Armenian overreaction criticised
September 20th, 2012A pro-government pundit rejects Armenian accusations in connection with the “axe murderer affair,” and suggests that they are due to Armenia’s own problems rather than Hungary’s behaviour.
On August 31, Hungary transferred the Azeri officer sentenced to life imprisonment for killing his Armenian roommate at a NATO language course in Budapest, back to his native country. But instead of serving his sentence in an Azeri prison, the lieutenant was immediately pardoned, released, promoted and celebrated as a national hero.

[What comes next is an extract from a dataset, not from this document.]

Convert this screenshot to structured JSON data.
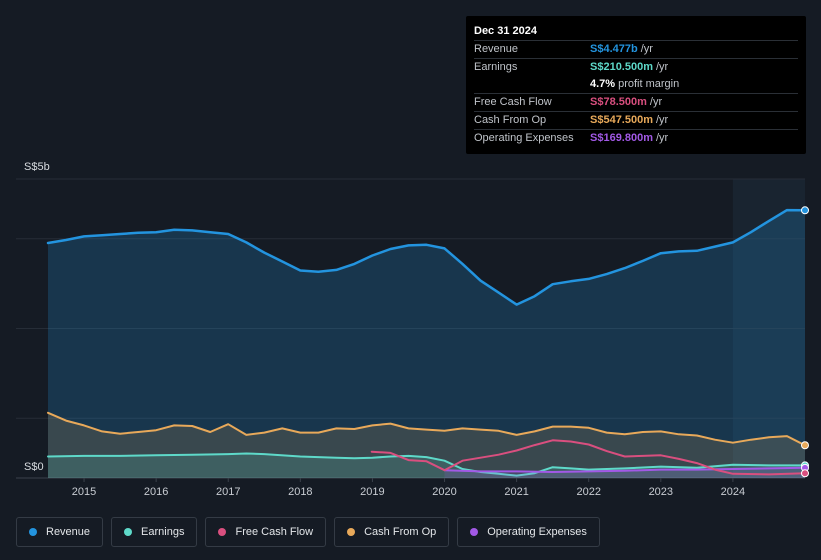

Armenian president Sarksyan immediately announced that his country would sever diplomatic ties with Hungary. (See BudaPost, September 1 through 10.) A fortnight later, a video cartoon surfaced in Armenia, suggesting that Hungary was bribed by Azerbaijan, and representing the Armenian people as a herd fornicating with sheep.
In Magyar Hírlap, deputy editor László Szentesi Zöldi believes both the Armenian official reaction and the video circulating on the internet are disproportionate responses, just like the hero’s welcome given to the murderer in Baku. Hungary has not declared war on Armenia, on the contrary, the two countries have no conflicting interests, he remarks. The right-wing columnist regrets the fact that the Armenian reaction to the affair has put Hungary’s Armenian minority into an unprecedented position where they feel they must choose between Armenia and Hungary, whereas for several hundred years they have had no conflict with either the Hungarian authorities or the population in general. In fact, their legal representatives have sued the authorities for having made the release of a criminal possible. As a result, many Hungarians tend to believe that the Azeris might be right after all in claiming full sovereignty over the Nagorno-Karabah region, under de facto Armenian rule since the 1994 conflict, Szentesi Zöldi suggests. He also believes that Hungarian-Turkish ties have further been strengthened – not by the transfer of the axe murderer to Azerbaijan, but by the disproportionate Armenian reaction to the matter.